While Robinson has become well known around town for his barbecue skills, he gives all the credit to God.

“Bottom line is it’s God,” he said “I can’t explain it. I couldn’t plan any of this the way it happened. I don’t think barbecue is something that every church needs to tackle, but it works here in Keystone.”

In addition to ball games, funerals and other church events at Trinity, Robinson also often prepares barbecue for the high school football teams, back-to-school events for teachers and the like. He said barbecue opens doors that normally wouldn’t be open to a pastor.

But it hasn’t always been this way. Originally from South Carolina, Robinson kind of just stumbled into the barbecue arena after he became Trinity’s children’s pastor about 10 years ago. After moving to Florida, he was missing the good barbecue from South Carolina he had grown up with, so he started making his own.

“I never cooked barbecue until I moved here. I had to learn how to do it. YouTube and stubbornness will get you a long way,” he said with a laugh. “I thought about calling it homesick barbecue, but having the word ‘sick’ in your food title is not a good PR move.”

There are no shortcuts when it comes to good barbecue. He and volunteers from his church smoke the meat each Friday. “There’s no gas. There’s no set it and forget about it. You watch it the whole time.”

And his barbecue crew is made up of men of all ages from his church. Some guys will bring him the trees to be used for the smoker, and some young guys will cut up the wood and still others will stack it. He’s got several guys in their 70s who stay up with him during the cooking process and help him throw logs on the fire while they tell stories.

Game days for Robinson and his crew typically run from 6 a.m. – when he lights the smokers and gets the meat ready – until 10 p.m. after the last games and cleanup.

“I got guys that help me with everything. This gives everyone an avenue of service they wouldn’t normally have, but it’s definitely needed,” he said. “It would be missed if it went away.”

A church member’s funeral spurred his barbecue ministry. He prepared the barbecue for a benefit for the family and sold out quickly. Another church member invited him to lunch a few days later and presented him with a check, suggesting he buy himself a grill and start a barbecue ministry that he could tie in with the sports ministry.

“The only bad thing that came out of that was I bought one that was too small,” he said. “I bought the mid-sized model, and I should have bought the Cadillac.”

At first, he started doing the barbecue for the first and last games of the season. It was so good and so popular that they started doing it every weekend at the games, and it just grew to doing it at church events, funerals, school and community events and more.

He says the barbecue has helped increase attendance at the games. “They come to watch the kids play and to eat,” he said, noting there’s about 225 students playing ball each season. “There’s no excuse not to come watch the kids play.”
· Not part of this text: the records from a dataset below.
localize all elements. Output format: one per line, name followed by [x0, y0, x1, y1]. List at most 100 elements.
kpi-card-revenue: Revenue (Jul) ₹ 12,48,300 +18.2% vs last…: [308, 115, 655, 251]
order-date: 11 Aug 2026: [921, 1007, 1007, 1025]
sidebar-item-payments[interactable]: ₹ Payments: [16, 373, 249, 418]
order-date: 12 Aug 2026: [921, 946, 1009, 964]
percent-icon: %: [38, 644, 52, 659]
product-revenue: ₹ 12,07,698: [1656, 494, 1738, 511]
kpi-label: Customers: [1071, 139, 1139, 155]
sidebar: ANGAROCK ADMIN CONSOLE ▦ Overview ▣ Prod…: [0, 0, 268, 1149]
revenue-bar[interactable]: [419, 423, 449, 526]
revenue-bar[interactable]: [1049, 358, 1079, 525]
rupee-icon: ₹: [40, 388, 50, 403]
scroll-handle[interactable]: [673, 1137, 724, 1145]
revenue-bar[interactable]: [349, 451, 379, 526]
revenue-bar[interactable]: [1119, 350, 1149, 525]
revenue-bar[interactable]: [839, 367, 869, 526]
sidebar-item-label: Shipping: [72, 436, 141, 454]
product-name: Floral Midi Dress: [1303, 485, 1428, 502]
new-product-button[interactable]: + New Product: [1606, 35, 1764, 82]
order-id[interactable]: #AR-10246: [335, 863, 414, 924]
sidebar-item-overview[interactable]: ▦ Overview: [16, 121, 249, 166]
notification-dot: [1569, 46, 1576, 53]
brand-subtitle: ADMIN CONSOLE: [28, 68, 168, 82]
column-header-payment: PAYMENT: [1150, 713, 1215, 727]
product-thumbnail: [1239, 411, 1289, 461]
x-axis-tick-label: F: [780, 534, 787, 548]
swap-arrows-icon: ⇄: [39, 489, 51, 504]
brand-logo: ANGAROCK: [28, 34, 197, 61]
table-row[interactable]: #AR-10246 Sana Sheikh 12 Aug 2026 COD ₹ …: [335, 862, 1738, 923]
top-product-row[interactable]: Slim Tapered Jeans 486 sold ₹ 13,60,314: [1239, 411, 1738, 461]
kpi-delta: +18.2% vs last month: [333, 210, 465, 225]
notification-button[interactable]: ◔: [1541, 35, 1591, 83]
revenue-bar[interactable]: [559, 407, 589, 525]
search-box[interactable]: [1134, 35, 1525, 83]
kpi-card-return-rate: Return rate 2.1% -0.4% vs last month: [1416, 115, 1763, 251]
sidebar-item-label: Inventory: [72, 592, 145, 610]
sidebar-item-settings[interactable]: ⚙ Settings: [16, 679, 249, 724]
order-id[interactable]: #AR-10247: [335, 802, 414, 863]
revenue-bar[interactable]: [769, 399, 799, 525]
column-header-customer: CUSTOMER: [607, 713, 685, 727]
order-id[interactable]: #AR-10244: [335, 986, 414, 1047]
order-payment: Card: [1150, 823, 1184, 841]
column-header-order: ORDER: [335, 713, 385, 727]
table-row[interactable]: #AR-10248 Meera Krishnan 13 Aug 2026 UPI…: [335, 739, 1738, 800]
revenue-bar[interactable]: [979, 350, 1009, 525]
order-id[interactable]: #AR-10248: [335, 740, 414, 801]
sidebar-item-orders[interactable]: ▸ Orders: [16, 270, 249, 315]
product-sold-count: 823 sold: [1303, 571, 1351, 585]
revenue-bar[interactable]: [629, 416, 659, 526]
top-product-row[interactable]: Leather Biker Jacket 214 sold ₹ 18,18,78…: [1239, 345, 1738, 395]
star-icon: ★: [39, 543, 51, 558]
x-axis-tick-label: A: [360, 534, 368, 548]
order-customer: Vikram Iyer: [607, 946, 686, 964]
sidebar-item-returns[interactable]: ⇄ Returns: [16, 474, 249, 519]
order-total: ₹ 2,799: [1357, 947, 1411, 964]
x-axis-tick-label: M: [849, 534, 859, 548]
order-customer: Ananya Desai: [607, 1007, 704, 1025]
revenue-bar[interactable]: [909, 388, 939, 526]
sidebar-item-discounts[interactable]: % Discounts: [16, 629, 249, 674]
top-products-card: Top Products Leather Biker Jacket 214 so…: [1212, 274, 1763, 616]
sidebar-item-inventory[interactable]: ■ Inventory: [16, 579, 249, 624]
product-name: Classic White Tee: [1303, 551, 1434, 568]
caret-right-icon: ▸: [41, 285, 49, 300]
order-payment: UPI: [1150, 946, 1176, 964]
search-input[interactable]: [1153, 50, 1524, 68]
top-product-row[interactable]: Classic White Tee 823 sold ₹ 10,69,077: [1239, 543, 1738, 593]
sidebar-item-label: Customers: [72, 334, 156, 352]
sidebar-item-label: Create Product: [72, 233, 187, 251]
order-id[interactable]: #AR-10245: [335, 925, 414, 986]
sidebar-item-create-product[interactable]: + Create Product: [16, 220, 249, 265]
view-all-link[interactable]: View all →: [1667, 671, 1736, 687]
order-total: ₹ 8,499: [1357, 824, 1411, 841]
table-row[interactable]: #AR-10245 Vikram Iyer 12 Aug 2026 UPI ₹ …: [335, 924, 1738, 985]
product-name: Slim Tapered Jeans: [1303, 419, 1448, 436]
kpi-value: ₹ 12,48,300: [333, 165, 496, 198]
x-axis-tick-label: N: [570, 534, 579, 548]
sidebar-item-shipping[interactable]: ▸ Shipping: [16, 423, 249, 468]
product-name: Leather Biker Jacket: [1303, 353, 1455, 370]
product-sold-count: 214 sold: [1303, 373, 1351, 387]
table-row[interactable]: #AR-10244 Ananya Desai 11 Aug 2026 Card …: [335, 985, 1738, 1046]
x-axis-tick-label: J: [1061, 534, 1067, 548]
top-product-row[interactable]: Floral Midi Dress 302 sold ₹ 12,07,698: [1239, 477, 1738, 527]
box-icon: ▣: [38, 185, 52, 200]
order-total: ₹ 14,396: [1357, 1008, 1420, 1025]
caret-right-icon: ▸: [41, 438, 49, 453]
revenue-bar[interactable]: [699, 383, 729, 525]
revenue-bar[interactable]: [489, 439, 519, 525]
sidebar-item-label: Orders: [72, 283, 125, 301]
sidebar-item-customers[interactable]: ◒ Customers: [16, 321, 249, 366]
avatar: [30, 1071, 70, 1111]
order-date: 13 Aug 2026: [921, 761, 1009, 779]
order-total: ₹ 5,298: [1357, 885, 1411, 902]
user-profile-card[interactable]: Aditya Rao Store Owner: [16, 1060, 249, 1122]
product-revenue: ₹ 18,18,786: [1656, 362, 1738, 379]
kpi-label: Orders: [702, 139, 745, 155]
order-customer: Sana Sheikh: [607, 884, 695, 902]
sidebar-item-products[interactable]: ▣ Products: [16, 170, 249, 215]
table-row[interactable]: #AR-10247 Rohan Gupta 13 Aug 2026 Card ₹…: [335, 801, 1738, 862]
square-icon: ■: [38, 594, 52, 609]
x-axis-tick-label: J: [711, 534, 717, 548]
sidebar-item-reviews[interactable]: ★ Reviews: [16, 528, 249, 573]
And then there’s the sauce. The secret is definitely in the sauce, as they say, because people can’t seem to get enough of it.

“What we’re really known for is our barbecue sauce that I make. It’s a sweet mustard sauce,” he said, like the South Carolina sauce he’s used to. “It’s a little sweeter because everybody in Florida likes it that way. We put it on our ribs, and it’s the only sauce we put out at the ball games. I give jars of sauce away as a teacher appreciation gift instead of other things that people throw away.”

These days he uses two Lang BBQ Reverse Flow Smokers – an 84-inch and a 60-inch that he bought used. These top-of-the-line smokers can be pricey, but sellers cut him a deal when they learned he was a pastor using these for his church.

Robinson said he came to Trinity knowing he would be over the children’s and sports ministries but had no idea about the barbecue.

“We all know the best ministries are the ones that God has put together. You just try to walk in them and see where they go,” he said. “Everything just came together. It’s just been a slow revealing of what works out there and what God’s done out there. It’s been very cool.”